Although the figures show a strong case for the diesel from both a personal taxation and fuel economy point of view, a fairer comparison would be against similar-powered upper- medium estates.
With 150bhp, the Passat lines up alongside the more powerful variants of upper medium estates, including the 160bhp 2.2-litre Peugeot 406 SRi, the 143bhp Citroen C5 2.0 HPi Exclusive, the 143bhp Ford Mondeo Ghia, and the 145bhp Vauxhall Vectra 2.2 CD.
The Citroen uses high-pressure direct injection and therefore has lower emissions than conventional petrol engines at 177g/km. However, the Passat, at 206g/km, compares well against the Peugeot (212g/km) and the Vauxhall (207g/km), and it is only the slightly less powerful Mondeo that shows it up (194g/km).
Then consider that only the Passat and the Vectra meet stringent Euro IV emissions criteria, and it looks more impressive. It will be a long time before we get a Euro IV diesel.
The Peugeot is £95 less on-the-road than the Passat, but does include standard satellite navigation worth £600, while the Citroen C5 has more equipment than the Passat, but costs £240 more.
The Vectra is £995 less than the Passat on-the-road, but like the Citroen and Peugeot, is destroyed by the Passat on residual values.
CAP Network predicts that the Passat will lose £1,155 less than the Vectra over three years/60,000 miles, and £1,700 less than the 406, with the C5 between the two. The Mondeo comes closest, but is still more than £500 shy of the Passat.

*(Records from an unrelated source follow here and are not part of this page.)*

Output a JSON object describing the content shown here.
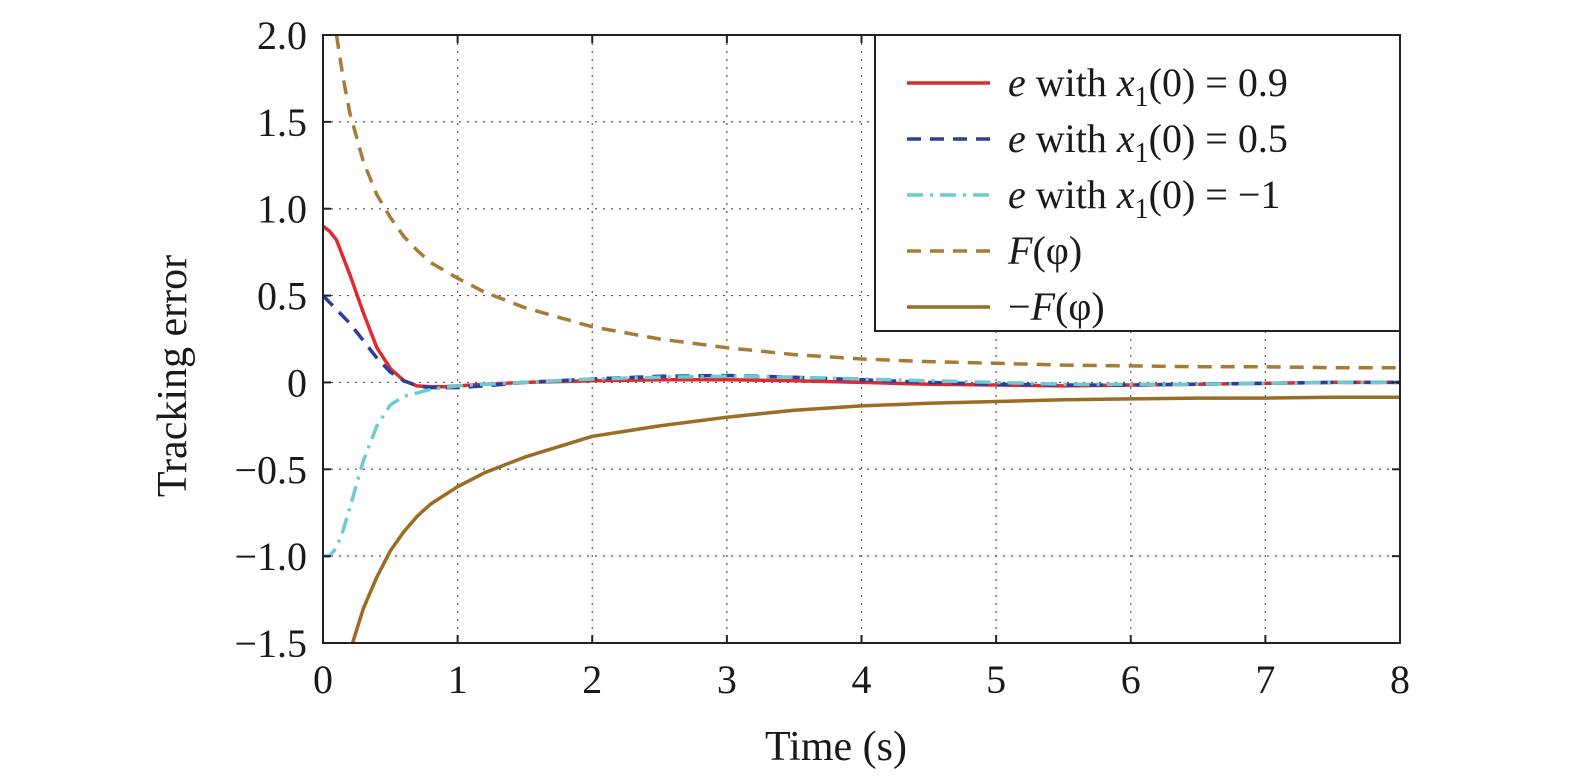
{
  "chart_data": {
    "type": "line",
    "title": "",
    "xlabel": "Time (s)",
    "ylabel": "Tracking error",
    "xlim": [
      0,
      8
    ],
    "ylim": [
      -1.5,
      2.0
    ],
    "xticks": [
      0,
      1,
      2,
      3,
      4,
      5,
      6,
      7,
      8
    ],
    "xtick_labels": [
      "0",
      "1",
      "2",
      "3",
      "4",
      "5",
      "6",
      "7",
      "8"
    ],
    "yticks": [
      2.0,
      1.5,
      1.0,
      0.5,
      0,
      -0.5,
      -1.0,
      -1.5
    ],
    "ytick_labels": [
      "2.0",
      "1.5",
      "1.0",
      "0.5",
      "0",
      "−0.5",
      "−1.0",
      "−1.5"
    ],
    "grid": true,
    "legend": "top-right",
    "series": [
      {
        "name": "e with x1(0) = 0.9",
        "legend_parts": {
          "italic_a": "e",
          "mid": " with ",
          "italic_b": "x",
          "sub": "1",
          "tail": "(0) = 0.9"
        },
        "color": "#e02a2f",
        "dash": "solid",
        "x": [
          0,
          0.05,
          0.1,
          0.2,
          0.3,
          0.4,
          0.5,
          0.6,
          0.7,
          0.8,
          0.9,
          1.0,
          1.2,
          1.5,
          2.0,
          2.5,
          3.0,
          3.5,
          4.0,
          4.5,
          5.0,
          5.5,
          6.0,
          6.5,
          7.0,
          7.5,
          8.0
        ],
        "y": [
          0.9,
          0.87,
          0.82,
          0.62,
          0.4,
          0.2,
          0.08,
          0.01,
          -0.02,
          -0.025,
          -0.025,
          -0.02,
          -0.01,
          0.0,
          0.01,
          0.015,
          0.015,
          0.01,
          0.0,
          -0.01,
          -0.015,
          -0.02,
          -0.015,
          -0.01,
          -0.005,
          0.0,
          0.0
        ]
      },
      {
        "name": "e with x1(0) = 0.5",
        "legend_parts": {
          "italic_a": "e",
          "mid": " with ",
          "italic_b": "x",
          "sub": "1",
          "tail": "(0) = 0.5"
        },
        "color": "#2c3e9c",
        "dash": "dashed",
        "x": [
          0,
          0.05,
          0.1,
          0.2,
          0.3,
          0.4,
          0.5,
          0.6,
          0.7,
          0.8,
          0.9,
          1.0,
          1.2,
          1.5,
          2.0,
          2.5,
          3.0,
          3.5,
          4.0,
          4.5,
          5.0,
          5.5,
          6.0,
          6.5,
          7.0,
          7.5,
          8.0
        ],
        "y": [
          0.5,
          0.46,
          0.42,
          0.34,
          0.24,
          0.14,
          0.06,
          0.01,
          -0.02,
          -0.03,
          -0.03,
          -0.03,
          -0.02,
          0.0,
          0.02,
          0.035,
          0.04,
          0.03,
          0.015,
          0.0,
          -0.01,
          -0.015,
          -0.015,
          -0.01,
          -0.005,
          0.0,
          0.0
        ]
      },
      {
        "name": "e with x1(0) = −1",
        "legend_parts": {
          "italic_a": "e",
          "mid": " with ",
          "italic_b": "x",
          "sub": "1",
          "tail": "(0) = −1"
        },
        "color": "#6ccbd0",
        "dash": "dashdot",
        "x": [
          0,
          0.05,
          0.1,
          0.15,
          0.2,
          0.3,
          0.4,
          0.5,
          0.6,
          0.7,
          0.8,
          0.9,
          1.0,
          1.2,
          1.5,
          2.0,
          2.5,
          3.0,
          3.5,
          4.0,
          4.5,
          5.0,
          5.5,
          6.0,
          6.5,
          7.0,
          7.5,
          8.0
        ],
        "y": [
          -1.0,
          -1.0,
          -0.95,
          -0.85,
          -0.72,
          -0.45,
          -0.25,
          -0.13,
          -0.08,
          -0.06,
          -0.04,
          -0.03,
          -0.02,
          -0.01,
          0.0,
          0.02,
          0.03,
          0.035,
          0.03,
          0.02,
          0.01,
          0.0,
          -0.01,
          -0.01,
          -0.01,
          -0.005,
          0.0,
          0.0
        ]
      },
      {
        "name": "F(φ)",
        "legend_parts": {
          "italic_a": "F",
          "mid": "",
          "italic_b": "",
          "sub": "",
          "tail": "(φ)"
        },
        "color": "#a77b34",
        "dash": "dashed",
        "x": [
          0.1,
          0.15,
          0.2,
          0.3,
          0.4,
          0.5,
          0.6,
          0.7,
          0.8,
          1.0,
          1.2,
          1.5,
          2.0,
          2.5,
          3.0,
          3.5,
          4.0,
          4.5,
          5.0,
          5.5,
          6.0,
          6.5,
          7.0,
          7.5,
          8.0
        ],
        "y": [
          2.0,
          1.75,
          1.55,
          1.27,
          1.08,
          0.95,
          0.84,
          0.76,
          0.69,
          0.6,
          0.52,
          0.43,
          0.32,
          0.25,
          0.2,
          0.16,
          0.135,
          0.12,
          0.11,
          0.1,
          0.095,
          0.09,
          0.09,
          0.085,
          0.085
        ]
      },
      {
        "name": "−F(φ)",
        "legend_parts": {
          "italic_a": "",
          "mid": "−",
          "italic_b": "F",
          "sub": "",
          "tail": "(φ)"
        },
        "color": "#9a6c24",
        "dash": "solid",
        "x": [
          0.22,
          0.3,
          0.4,
          0.5,
          0.6,
          0.7,
          0.8,
          1.0,
          1.2,
          1.5,
          2.0,
          2.5,
          3.0,
          3.5,
          4.0,
          4.5,
          5.0,
          5.5,
          6.0,
          6.5,
          7.0,
          7.5,
          8.0
        ],
        "y": [
          -1.5,
          -1.3,
          -1.12,
          -0.97,
          -0.86,
          -0.77,
          -0.7,
          -0.6,
          -0.52,
          -0.43,
          -0.31,
          -0.25,
          -0.2,
          -0.16,
          -0.135,
          -0.12,
          -0.11,
          -0.1,
          -0.095,
          -0.09,
          -0.09,
          -0.085,
          -0.085
        ]
      }
    ]
  }
}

During my brief spell in the Passat, it took me on the short motorway blast to and from Fleet Towers for several days, and spent about an hour in crawling traffic at the Royal International Air Tattoo. It performed both disciplines with no problems.
It is one of the most comfortable cars in its class and its cabin, while predominantly dark, is a pleasant place to be — especially at night with the soothing electric blue illuminated dials.
The Passat might not be as sharp as a Mondeo or Peugeot 406 over a twisty B-road or provide the cosseting ride of the Citroen C5, but it is better built than all of them and performs the role of family estate exceptionally well.
So while the 1.8T might not make the same financial sense as the 1.9 TDI, I would argue that few upper-medium petrol cars offer the same cash benefits of running a diesel. However, the Passat 1.8T is probably the pick of the bunch among its petrol-powered rivals.